On its surface, The Battle Over Citizen Kane is an almost shallow examination about the beautiful, perfect wreck that was Orson Welles’ first feature motion picture Citizen Kane (1941). I’m one of the unusual people that might view this as a vice, but I can also sense that it is not an objective flaw, and certainly not a fatal one.
Really, the film was made at exactly the right time. Twenty years ago, plenty of people who worked with Orson were still alive and their memories incredibly sharp. It may have been one of the last opportunities to get first-person narratives of Welles during those early, heady years. All of the talking heads regarding Hearst are from historians or biographers, and while they have interesting insight, they are far less vibrant than the insights into Welles.
And then there’s that one shot at the very end of the film that—more than any other element in life—caused me to spend more time than I would have liked questioning a creative life. Orson puts it bluntly. Spending all of your time begging for the things you need to realize your vision was a terrible way to spend a life. He wished he could have done anything else.

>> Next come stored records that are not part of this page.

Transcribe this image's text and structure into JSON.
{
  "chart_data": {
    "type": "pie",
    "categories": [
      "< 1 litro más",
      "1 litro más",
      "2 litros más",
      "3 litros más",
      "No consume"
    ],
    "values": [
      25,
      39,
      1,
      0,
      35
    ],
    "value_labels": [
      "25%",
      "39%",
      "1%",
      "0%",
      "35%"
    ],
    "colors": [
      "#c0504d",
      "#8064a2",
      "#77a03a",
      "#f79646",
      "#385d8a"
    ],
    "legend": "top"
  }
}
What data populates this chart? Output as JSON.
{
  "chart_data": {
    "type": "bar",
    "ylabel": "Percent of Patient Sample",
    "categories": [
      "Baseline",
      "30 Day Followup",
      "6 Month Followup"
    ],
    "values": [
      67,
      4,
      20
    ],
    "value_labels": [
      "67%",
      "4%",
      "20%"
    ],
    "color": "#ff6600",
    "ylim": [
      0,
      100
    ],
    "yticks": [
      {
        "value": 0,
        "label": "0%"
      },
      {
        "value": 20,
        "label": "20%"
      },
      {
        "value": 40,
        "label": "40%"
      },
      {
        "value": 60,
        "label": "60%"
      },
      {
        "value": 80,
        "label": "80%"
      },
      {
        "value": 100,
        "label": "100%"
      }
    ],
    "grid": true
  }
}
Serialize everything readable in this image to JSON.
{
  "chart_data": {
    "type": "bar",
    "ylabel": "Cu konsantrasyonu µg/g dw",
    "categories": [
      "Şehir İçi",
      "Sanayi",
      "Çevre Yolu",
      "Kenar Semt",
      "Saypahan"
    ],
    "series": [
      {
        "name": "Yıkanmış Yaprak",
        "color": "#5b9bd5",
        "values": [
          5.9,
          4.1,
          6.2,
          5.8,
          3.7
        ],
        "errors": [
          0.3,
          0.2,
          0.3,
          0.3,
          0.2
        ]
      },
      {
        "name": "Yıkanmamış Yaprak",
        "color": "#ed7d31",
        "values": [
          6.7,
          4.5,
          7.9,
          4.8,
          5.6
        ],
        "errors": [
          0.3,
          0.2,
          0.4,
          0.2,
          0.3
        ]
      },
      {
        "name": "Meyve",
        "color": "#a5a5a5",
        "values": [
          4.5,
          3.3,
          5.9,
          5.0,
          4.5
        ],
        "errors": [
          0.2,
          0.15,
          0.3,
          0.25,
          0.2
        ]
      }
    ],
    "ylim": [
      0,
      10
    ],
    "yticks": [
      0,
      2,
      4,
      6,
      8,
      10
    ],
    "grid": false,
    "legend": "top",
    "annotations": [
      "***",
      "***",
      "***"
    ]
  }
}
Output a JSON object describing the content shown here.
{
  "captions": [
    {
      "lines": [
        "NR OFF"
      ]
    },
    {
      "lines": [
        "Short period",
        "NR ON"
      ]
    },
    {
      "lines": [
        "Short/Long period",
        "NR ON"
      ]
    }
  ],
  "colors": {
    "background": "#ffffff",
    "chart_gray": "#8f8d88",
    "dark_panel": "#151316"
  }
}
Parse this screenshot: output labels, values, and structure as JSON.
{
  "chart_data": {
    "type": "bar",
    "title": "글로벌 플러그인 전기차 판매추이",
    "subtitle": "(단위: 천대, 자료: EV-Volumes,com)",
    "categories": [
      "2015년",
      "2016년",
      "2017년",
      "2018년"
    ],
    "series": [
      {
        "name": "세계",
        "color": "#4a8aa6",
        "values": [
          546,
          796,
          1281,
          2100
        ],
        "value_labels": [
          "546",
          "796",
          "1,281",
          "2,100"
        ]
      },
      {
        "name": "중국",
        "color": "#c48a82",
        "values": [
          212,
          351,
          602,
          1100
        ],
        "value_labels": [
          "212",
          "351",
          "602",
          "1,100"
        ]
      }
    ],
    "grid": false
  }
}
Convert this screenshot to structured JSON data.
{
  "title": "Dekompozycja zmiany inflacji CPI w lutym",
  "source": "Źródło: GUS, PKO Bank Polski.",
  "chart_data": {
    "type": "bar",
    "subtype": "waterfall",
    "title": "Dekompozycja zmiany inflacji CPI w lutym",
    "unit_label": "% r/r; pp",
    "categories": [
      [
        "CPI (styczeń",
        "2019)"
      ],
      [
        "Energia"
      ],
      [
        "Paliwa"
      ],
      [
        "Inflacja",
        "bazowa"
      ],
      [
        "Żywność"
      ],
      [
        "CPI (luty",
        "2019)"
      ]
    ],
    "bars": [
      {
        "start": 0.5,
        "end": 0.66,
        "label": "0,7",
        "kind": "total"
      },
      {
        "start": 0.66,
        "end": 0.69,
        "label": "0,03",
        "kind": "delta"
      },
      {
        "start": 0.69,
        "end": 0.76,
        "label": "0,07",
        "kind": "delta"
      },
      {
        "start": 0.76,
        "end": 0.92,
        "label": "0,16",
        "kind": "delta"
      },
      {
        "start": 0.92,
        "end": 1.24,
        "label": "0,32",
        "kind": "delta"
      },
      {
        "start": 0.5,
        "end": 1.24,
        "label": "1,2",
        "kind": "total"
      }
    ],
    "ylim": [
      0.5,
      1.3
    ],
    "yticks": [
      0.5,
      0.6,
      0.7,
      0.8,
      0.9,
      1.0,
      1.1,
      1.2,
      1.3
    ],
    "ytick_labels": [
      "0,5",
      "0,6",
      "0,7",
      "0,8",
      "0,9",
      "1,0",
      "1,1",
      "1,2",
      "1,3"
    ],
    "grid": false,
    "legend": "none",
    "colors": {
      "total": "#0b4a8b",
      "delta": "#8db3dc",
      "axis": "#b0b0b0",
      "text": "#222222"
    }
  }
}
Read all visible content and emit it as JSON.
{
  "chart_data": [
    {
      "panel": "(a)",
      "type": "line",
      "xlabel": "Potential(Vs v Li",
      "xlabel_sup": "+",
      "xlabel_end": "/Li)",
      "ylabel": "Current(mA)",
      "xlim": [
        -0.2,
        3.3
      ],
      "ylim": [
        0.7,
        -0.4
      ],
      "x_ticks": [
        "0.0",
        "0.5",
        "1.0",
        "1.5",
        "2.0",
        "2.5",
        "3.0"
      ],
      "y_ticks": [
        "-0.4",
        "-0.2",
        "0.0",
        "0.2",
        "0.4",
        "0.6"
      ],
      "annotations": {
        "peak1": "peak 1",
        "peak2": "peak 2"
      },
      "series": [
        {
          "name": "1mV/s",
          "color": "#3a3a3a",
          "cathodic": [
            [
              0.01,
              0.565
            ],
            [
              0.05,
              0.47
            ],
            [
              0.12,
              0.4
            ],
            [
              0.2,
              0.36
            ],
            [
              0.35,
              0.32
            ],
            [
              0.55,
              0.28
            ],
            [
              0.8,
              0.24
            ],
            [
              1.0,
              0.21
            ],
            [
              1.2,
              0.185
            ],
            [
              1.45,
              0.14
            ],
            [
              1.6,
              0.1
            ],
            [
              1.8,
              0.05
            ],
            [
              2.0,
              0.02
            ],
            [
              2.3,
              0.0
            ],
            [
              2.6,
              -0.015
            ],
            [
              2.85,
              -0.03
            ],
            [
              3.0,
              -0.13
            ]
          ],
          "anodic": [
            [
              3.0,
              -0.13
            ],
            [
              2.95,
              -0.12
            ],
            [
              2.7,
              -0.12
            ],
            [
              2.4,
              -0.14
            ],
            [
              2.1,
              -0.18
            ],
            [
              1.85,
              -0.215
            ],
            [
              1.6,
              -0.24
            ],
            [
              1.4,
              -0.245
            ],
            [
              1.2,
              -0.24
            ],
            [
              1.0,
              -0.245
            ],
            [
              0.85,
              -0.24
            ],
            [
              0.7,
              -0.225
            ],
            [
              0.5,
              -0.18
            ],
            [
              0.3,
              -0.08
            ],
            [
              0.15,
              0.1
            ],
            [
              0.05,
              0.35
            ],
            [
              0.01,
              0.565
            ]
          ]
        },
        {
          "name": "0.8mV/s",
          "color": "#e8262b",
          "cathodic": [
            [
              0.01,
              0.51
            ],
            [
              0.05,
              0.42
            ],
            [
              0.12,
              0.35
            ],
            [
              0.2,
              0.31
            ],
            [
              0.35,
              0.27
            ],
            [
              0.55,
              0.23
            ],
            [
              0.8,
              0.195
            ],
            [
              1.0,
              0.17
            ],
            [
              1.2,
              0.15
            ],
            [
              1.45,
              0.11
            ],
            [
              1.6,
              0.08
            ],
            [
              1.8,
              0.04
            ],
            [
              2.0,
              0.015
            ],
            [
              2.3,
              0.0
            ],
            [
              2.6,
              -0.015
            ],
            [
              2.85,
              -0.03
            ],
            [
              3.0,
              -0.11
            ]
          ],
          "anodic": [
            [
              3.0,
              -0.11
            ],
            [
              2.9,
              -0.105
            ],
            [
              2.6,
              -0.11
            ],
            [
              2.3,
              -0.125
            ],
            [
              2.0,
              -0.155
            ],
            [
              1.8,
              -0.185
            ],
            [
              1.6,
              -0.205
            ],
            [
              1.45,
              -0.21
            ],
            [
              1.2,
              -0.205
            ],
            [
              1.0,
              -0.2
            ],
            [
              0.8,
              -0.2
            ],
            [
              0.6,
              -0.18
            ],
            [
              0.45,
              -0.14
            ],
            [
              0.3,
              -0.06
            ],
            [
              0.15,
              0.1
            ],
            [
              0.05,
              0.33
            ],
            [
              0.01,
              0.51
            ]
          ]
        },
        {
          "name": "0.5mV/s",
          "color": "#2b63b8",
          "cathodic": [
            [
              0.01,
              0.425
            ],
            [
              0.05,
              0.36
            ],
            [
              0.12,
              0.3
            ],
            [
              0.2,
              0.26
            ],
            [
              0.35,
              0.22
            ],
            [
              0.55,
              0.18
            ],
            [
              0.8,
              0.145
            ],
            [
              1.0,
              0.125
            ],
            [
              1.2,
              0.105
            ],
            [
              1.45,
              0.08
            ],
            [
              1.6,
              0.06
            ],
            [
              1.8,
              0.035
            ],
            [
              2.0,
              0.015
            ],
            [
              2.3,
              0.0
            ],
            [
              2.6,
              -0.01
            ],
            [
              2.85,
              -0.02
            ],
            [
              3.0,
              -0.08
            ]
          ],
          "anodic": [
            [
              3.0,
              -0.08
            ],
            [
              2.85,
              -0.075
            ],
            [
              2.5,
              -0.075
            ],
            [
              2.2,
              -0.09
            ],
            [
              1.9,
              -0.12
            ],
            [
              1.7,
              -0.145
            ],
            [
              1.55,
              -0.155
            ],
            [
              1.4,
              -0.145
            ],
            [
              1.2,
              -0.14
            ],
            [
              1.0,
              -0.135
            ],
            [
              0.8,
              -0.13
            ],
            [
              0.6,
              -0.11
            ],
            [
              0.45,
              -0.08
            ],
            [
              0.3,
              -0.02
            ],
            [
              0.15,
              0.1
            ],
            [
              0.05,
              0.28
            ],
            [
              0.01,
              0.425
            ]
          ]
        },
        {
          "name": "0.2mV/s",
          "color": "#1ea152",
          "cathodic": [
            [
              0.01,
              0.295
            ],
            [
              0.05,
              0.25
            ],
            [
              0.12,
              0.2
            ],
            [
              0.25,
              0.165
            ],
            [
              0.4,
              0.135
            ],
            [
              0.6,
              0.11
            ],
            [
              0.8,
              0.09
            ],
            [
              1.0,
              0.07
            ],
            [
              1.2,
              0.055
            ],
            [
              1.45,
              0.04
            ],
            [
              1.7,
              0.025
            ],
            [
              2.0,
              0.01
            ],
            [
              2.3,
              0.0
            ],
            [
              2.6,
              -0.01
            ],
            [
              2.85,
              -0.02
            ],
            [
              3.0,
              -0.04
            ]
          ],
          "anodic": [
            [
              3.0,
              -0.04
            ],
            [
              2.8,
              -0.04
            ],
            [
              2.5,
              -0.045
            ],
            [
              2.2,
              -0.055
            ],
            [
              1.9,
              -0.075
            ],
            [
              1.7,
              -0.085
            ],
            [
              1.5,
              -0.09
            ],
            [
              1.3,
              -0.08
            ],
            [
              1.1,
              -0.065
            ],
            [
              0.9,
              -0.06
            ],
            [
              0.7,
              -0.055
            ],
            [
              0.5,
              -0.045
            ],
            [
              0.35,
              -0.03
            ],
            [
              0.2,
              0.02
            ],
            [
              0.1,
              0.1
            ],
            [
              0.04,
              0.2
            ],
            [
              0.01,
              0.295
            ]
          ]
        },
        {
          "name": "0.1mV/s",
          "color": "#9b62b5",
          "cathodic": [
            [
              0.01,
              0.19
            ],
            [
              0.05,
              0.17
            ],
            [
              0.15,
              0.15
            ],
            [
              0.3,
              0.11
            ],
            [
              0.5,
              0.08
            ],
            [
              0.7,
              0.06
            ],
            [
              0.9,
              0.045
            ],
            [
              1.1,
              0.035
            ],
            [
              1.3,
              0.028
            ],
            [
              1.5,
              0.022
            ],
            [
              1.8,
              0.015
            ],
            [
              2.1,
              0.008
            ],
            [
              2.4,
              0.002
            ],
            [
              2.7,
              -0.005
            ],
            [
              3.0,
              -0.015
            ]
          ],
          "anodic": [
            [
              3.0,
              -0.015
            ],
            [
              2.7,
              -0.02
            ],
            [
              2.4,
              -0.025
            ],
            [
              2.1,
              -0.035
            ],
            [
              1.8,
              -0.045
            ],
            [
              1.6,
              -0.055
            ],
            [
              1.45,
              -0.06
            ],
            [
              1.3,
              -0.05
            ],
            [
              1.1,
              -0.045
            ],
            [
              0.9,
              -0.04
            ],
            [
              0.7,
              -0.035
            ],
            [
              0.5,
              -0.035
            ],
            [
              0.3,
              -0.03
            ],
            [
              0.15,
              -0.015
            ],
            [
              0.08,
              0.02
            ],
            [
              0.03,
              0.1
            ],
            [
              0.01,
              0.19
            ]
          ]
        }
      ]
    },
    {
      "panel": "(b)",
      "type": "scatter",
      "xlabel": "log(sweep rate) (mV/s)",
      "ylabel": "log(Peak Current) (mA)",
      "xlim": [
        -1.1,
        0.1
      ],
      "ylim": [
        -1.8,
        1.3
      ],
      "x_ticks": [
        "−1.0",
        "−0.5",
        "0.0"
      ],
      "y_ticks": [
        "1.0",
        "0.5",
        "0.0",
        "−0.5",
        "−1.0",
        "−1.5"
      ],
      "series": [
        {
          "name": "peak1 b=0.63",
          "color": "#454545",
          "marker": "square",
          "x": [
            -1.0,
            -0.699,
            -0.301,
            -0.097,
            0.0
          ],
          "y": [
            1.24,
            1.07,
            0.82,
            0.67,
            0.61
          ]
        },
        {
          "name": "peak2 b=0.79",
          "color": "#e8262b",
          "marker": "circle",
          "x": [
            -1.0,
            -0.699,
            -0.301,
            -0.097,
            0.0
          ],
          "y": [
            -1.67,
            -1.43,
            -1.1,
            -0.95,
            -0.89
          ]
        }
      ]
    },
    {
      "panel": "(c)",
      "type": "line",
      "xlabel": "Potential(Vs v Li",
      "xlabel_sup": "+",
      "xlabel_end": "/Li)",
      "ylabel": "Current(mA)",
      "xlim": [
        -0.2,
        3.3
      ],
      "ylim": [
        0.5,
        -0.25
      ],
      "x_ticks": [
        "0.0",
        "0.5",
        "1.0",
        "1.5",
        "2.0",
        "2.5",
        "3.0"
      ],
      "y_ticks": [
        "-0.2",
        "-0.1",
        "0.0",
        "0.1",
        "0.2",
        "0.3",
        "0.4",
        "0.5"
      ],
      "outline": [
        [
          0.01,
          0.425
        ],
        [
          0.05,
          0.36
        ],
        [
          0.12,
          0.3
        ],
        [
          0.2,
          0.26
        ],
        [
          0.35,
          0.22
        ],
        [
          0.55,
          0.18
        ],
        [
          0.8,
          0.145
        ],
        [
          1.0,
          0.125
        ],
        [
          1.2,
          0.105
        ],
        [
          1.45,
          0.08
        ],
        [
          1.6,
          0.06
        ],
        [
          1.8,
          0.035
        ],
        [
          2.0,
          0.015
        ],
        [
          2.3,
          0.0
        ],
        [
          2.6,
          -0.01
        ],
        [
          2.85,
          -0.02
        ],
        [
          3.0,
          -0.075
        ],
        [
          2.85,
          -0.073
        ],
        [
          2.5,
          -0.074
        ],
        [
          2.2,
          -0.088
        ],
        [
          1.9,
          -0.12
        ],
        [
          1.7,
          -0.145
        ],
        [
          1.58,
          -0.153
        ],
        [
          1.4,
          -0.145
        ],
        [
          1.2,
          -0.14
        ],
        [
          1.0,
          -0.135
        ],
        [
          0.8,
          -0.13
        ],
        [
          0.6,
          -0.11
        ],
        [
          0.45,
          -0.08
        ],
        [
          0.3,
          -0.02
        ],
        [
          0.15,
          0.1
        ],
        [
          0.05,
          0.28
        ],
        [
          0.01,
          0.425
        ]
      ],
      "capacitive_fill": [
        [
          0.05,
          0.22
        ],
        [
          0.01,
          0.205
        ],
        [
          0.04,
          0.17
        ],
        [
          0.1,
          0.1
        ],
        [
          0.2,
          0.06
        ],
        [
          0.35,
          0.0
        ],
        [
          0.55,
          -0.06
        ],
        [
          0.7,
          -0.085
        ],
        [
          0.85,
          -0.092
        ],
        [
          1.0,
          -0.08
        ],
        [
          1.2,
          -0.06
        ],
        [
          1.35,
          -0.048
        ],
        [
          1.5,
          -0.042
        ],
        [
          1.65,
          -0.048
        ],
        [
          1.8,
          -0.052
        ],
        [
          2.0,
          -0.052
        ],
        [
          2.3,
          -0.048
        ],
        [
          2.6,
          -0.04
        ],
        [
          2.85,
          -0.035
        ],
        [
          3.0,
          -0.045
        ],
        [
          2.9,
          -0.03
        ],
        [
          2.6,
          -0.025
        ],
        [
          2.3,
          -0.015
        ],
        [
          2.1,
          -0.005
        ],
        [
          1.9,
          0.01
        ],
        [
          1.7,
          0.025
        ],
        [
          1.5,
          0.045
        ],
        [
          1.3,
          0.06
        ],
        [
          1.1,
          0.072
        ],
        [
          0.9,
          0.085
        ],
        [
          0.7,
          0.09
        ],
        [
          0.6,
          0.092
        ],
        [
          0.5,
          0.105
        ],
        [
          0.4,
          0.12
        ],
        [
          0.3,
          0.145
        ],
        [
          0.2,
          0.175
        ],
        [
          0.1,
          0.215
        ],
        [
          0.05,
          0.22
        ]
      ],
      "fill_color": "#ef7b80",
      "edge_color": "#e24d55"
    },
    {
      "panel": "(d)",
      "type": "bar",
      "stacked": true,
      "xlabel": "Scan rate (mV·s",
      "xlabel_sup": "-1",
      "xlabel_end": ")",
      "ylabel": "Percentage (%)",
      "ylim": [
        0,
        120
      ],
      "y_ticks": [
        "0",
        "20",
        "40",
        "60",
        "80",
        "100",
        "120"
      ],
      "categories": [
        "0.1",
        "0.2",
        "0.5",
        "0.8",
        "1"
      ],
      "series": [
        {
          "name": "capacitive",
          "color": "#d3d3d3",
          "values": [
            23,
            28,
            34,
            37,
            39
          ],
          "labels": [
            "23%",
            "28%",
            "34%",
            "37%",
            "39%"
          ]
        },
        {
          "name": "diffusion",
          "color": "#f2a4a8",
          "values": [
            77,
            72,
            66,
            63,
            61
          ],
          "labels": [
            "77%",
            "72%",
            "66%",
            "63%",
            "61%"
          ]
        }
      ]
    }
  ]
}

As raw B-roll of an interview, the moment very well may have been an aside. It wouldn’t have been worthy of note other than a vague sense that Welles had a melancholy streak later in life. As the thesis of an entire film, it’s chilling. It is expert-level documentary filmmaking.
And yet, as I watch the documentary now, I’m struck by another talking head from the man himself. It appears to be from the same interview filmed just a few years before his death, and he seems amused by the scrambling train wreck that his life had become. That might be an important thing for me to remember, both as I keep telling my version of Orson’s story, and in my own life. It’s absolutely possible to be both amused and have regret fro the more seminal moments of ones life. There’s even an extra moment in that moment at the end where he says he can’t regret his regrets, because it was like staying married to a woman he might not have otherwise. He loved the movies, and it wasn’t that he couldn’t walk away from it. He wouldn’t.
Everyone wants you to think the story of Orson Welles is a tragedy. Sure, there is unrealized potential over the course of his life, but I’m not so sure he felt the whole thing was a tragedy. Not all of it.